第21章
風靜了。
周遭吵嚷的聲音徹底變為虛無, 樹梢上葉片錯落有致的隱射在月色鋪滿的草地上,一片空茫,天際線那邊巨大的圓月高空半懸, 星星也未敢與它爭輝。
顧卿躺在草地上, 被她捏著下顎微微抬起頭,修長的脖頸在銀白月色下, 隱約泄出三分如絲綢綿帛般溫潤的微光。

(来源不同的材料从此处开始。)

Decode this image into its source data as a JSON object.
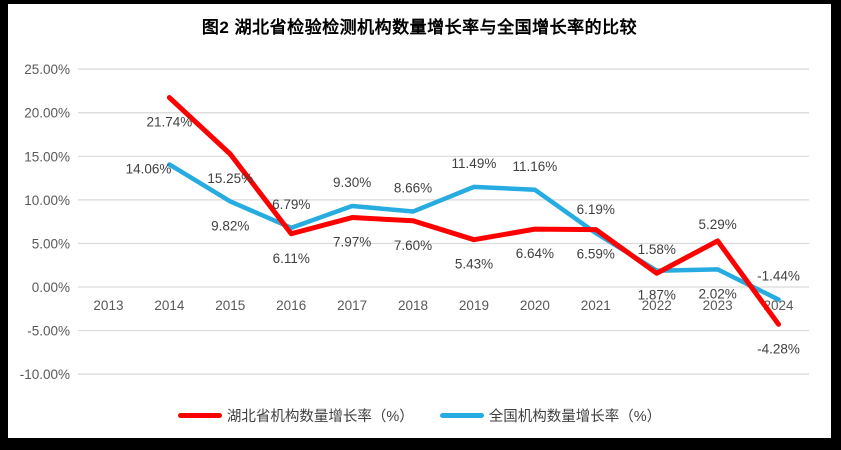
{
  "window": {
    "frame_color": "#000000",
    "panel_color": "#FFFFFF"
  },
  "chart_data": {
    "type": "line",
    "title": "图2  湖北省检验检测机构数量增长率与全国增长率的比较",
    "categories": [
      "2013",
      "2014",
      "2015",
      "2016",
      "2017",
      "2018",
      "2019",
      "2020",
      "2021",
      "2022",
      "2023",
      "2024"
    ],
    "xlabel": "",
    "ylabel": "",
    "y_axis": {
      "min": -10,
      "max": 25,
      "step": 5,
      "tick_labels": [
        "25.00%",
        "20.00%",
        "15.00%",
        "10.00%",
        "5.00%",
        "0.00%",
        "-5.00%",
        "-10.00%"
      ]
    },
    "grid": true,
    "grid_color": "#D9D9D9",
    "axis_text_color": "#595959",
    "label_text_color": "#404040",
    "legend_position": "bottom",
    "series": [
      {
        "name": "湖北省机构数量增长率（%）",
        "color": "#FF0000",
        "values": [
          null,
          21.74,
          15.25,
          6.11,
          7.97,
          7.6,
          5.43,
          6.64,
          6.59,
          1.58,
          5.29,
          -4.28
        ],
        "labels": [
          null,
          "21.74%",
          "15.25%",
          "6.11%",
          "7.97%",
          "7.60%",
          "5.43%",
          "6.64%",
          "6.59%",
          "1.58%",
          "5.29%",
          "-4.28%"
        ],
        "label_pos": [
          null,
          "below",
          "below",
          "below",
          "below",
          "below",
          "below",
          "below",
          "below",
          "above",
          "above-near",
          "below"
        ]
      },
      {
        "name": "全国机构数量增长率（%）",
        "color": "#27ACE2",
        "values": [
          null,
          14.06,
          9.82,
          6.79,
          9.3,
          8.66,
          11.49,
          11.16,
          6.19,
          1.87,
          2.02,
          -1.44
        ],
        "labels": [
          null,
          "14.06%",
          "9.82%",
          "6.79%",
          "9.30%",
          "8.66%",
          "11.49%",
          "11.16%",
          "6.19%",
          "1.87%",
          "2.02%",
          "-1.44%"
        ],
        "label_pos": [
          null,
          "left",
          "below",
          "above",
          "above",
          "above",
          "above",
          "above",
          "above",
          "below",
          "below",
          "above"
        ]
      }
    ]
  }
}
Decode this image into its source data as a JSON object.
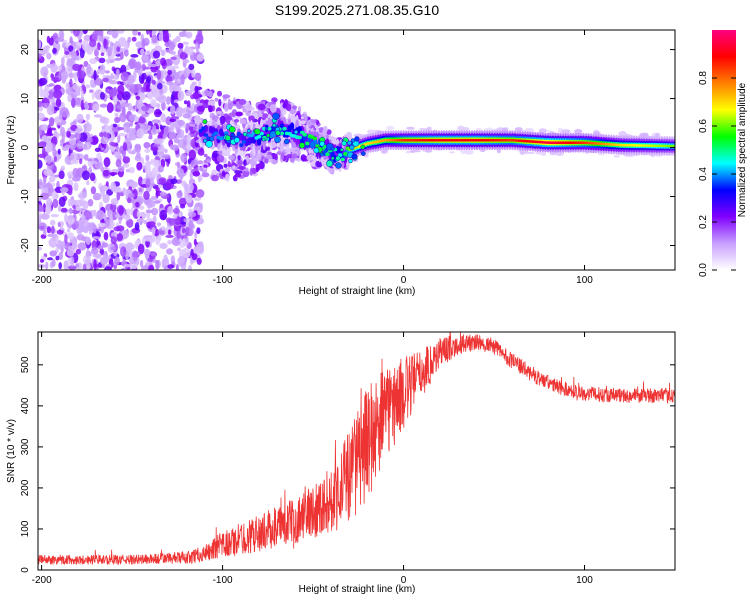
{
  "title": "S199.2025.271.08.35.G10",
  "chart_data": [
    {
      "type": "heatmap",
      "description": "Spectrogram of frequency vs height of straight line",
      "xlabel": "Height of straight line (km)",
      "ylabel": "Frequency (Hz)",
      "xlim": [
        -202,
        150
      ],
      "ylim": [
        -25,
        24
      ],
      "x_ticks": [
        -200,
        -100,
        0,
        100
      ],
      "y_ticks": [
        20,
        10,
        0,
        -10,
        -20
      ],
      "colorbar": {
        "label": "Normalized spectral amplitude",
        "range": [
          0,
          1
        ],
        "ticks": [
          0.0,
          0.2,
          0.4,
          0.6,
          0.8
        ],
        "tick_labels": [
          "0.0",
          "0.2",
          "0.4",
          "0.6",
          "0.8"
        ],
        "colors": [
          "#ffffff",
          "#c8a0ff",
          "#8000ff",
          "#0000ff",
          "#00ffff",
          "#00ff00",
          "#ffff00",
          "#ff8000",
          "#ff0000",
          "#ff0080"
        ]
      },
      "ridge": {
        "x": [
          -110,
          -100,
          -90,
          -80,
          -70,
          -60,
          -50,
          -40,
          -35,
          -30,
          -20,
          -10,
          0,
          20,
          40,
          60,
          80,
          100,
          120,
          150
        ],
        "frequency": [
          3,
          2,
          1.5,
          2,
          4,
          3,
          1,
          -1,
          -1.5,
          -0.5,
          0.8,
          1.5,
          1.5,
          1.5,
          1.5,
          1.5,
          1,
          1,
          0.5,
          0.3
        ],
        "amplitude": [
          0.35,
          0.4,
          0.35,
          0.45,
          0.5,
          0.45,
          0.55,
          0.5,
          0.45,
          0.6,
          0.7,
          0.75,
          0.85,
          0.9,
          0.9,
          0.85,
          0.95,
          0.85,
          0.7,
          0.6
        ]
      }
    },
    {
      "type": "line",
      "description": "SNR vs height of straight line",
      "xlabel": "Height of straight line (km)",
      "ylabel": "SNR (10 * v/v)",
      "xlim": [
        -202,
        150
      ],
      "ylim": [
        0,
        580
      ],
      "x_ticks": [
        -200,
        -100,
        0,
        100
      ],
      "y_ticks": [
        0,
        100,
        200,
        300,
        400,
        500
      ],
      "series": [
        {
          "name": "SNR",
          "color": "#ee3333",
          "envelope_x": [
            -202,
            -150,
            -120,
            -110,
            -100,
            -80,
            -60,
            -40,
            -30,
            -20,
            -10,
            0,
            10,
            20,
            30,
            40,
            50,
            60,
            70,
            80,
            90,
            100,
            120,
            150
          ],
          "envelope_y": [
            25,
            25,
            30,
            40,
            60,
            90,
            120,
            170,
            230,
            310,
            380,
            430,
            480,
            530,
            550,
            555,
            545,
            510,
            480,
            455,
            440,
            430,
            425,
            425
          ],
          "noise_amp": [
            12,
            12,
            15,
            20,
            35,
            45,
            55,
            80,
            120,
            140,
            120,
            90,
            60,
            40,
            25,
            20,
            20,
            20,
            20,
            18,
            18,
            18,
            18,
            18
          ]
        }
      ]
    }
  ]
}
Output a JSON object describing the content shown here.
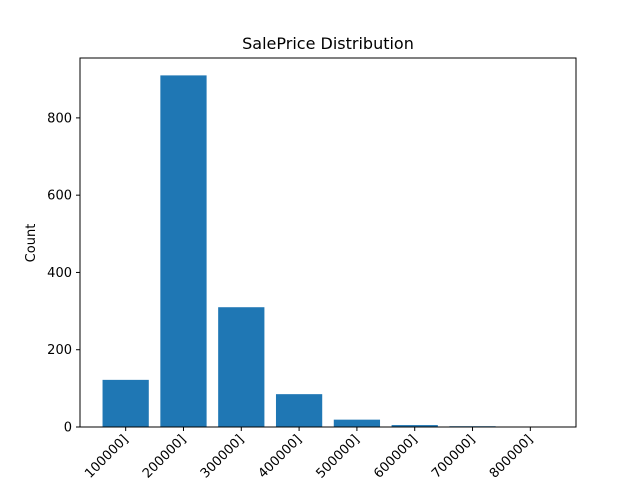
{
  "chart_data": {
    "type": "bar",
    "title": "SalePrice Distribution",
    "xlabel": "",
    "ylabel": "Count",
    "categories": [
      "100000]",
      "200000]",
      "300000]",
      "400000]",
      "500000]",
      "600000]",
      "700000]",
      "800000]"
    ],
    "values": [
      122,
      910,
      310,
      85,
      19,
      5,
      2,
      1
    ],
    "ylim": [
      0,
      955
    ],
    "yticks": [
      0,
      200,
      400,
      600,
      800
    ],
    "grid": false,
    "bar_color": "#1f77b4"
  }
}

從遠處看,就好像是她自己主動抬起頭,盯著上空的月亮,眼睛一眨不眨, 睫毛纖長微微上挑, 盡數閃耀著的星河都映照在她狡黠又明媚的眼底,旖旎而深邃如濃厚的黑洞, 仿佛頃刻間便能將趙韞玉給吸進去。
趙韞玉的動作似乎帶了點脅迫的意味, 她那溫柔而半帶強勢的動作即將化為毀天滅地的力量, 將顧卿不算厚實的衣服給撕開、撕裂, 連扣子也會成為她手中的犧牲品,散落在草地上, 不見聲響。
窸窸窣窣的蟲鳴,遠處蒼穹山飛翔的鳥兒,盤旋在上空,翅膀煽動的每一道極其微小的頻率都化為一段悠揚、絕美的旋律,在夜色中,輕輕合唱著。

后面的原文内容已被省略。